Please see attached documents:
12) State how the program used the results or plans to use the results. Please be specific.
The Director of Composition and Rhetoric will be developing 2-3 common syllabi for ENG 100 over this academic year, and this survey helps her to determine which topics these syllabi might be focused around.
The Graduate Program Committee, the Director of Compostition and Rhetoric, Chair and Associate Chair will review this year the data from the survey to determine how we can best train our new PhD-level GAs to teach ENG 100. For example, could we require first year GAs to observe a set number of ENG 100 courses before they teach their own classes? Could we have graduate faculty volunteer to mentor the GAs teaching ENG 100, even though they may not themselves be teaching the course? Can workshops be mandated, or a certain number of workshops? These are issues that we will need to resolve this academic year.
13) Beyond the results, were there additional conclusions or discoveries?
This can include insights about assessment procedures, teaching and learning, program aspects and so on.
Having an authentic assessment question, one that you have a pressing need to know the answer to can help significantly.

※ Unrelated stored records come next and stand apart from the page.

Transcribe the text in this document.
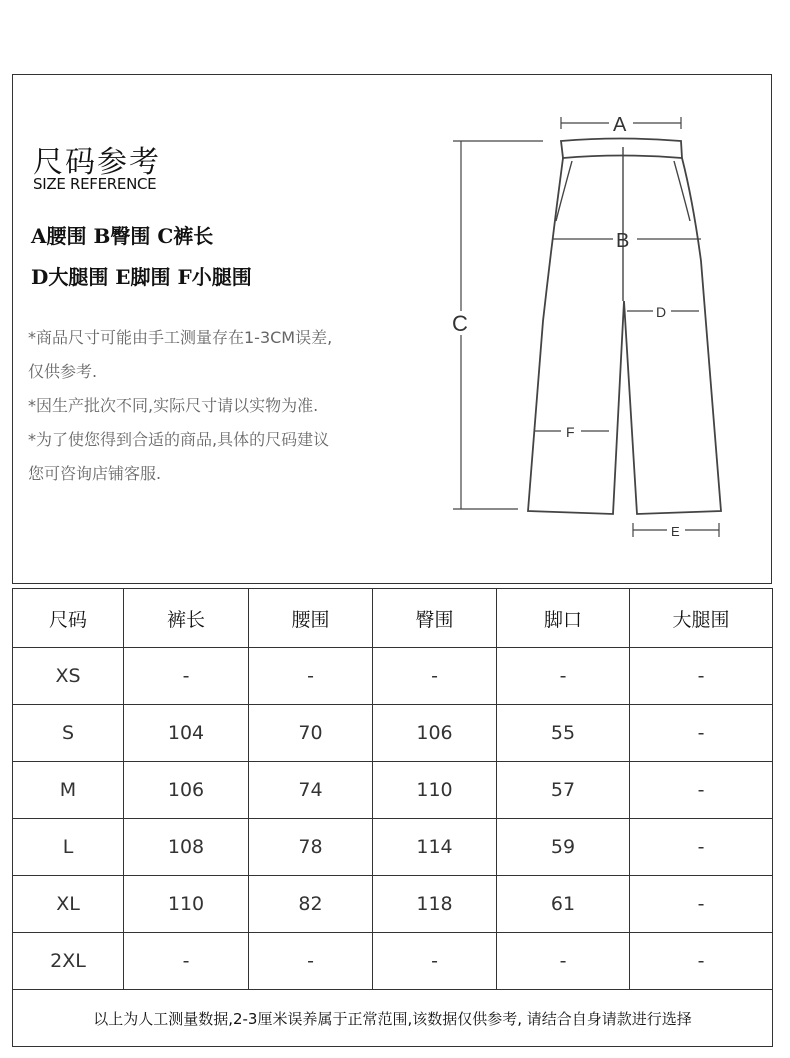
尺码参考
SIZE REFERENCE
A腰围 B臀围 C裤长
D大腿围 E脚围 F小腿围
*商品尺寸可能由手工测量存在1-3CM误差,
仅供参考.
*因生产批次不同,实际尺寸请以实物为准.
*为了使您得到合适的商品,具体的尺码建议
您可咨询店铺客服.
A
B
C	D
F
E
尺码	裤长	腰围	臀围	脚口	大腿围
XS	-	-	-	-	-
S	104	70	106	55	-
M	106	74	110	57	-
L	108	78	114	59	-
XL	110	82	118	61	-
2XL	-	-	-	-	-
以上为人工测量数据,2-3厘米误养属于正常范围,该数据仅供参考, 请结合自身请款进行选择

Overall, we were pleasantly surprised that our PhD-level GAs do so well in the ENG 100 classroom. Their students are pleased and they also seem to have a fairly high level of confidence. These two things confirm the success of our previous training program. Our goal will be to try to achieve something similar without embedding first year GAs in their first semesters in the ENG 100 courses taught by tenure-line faculty.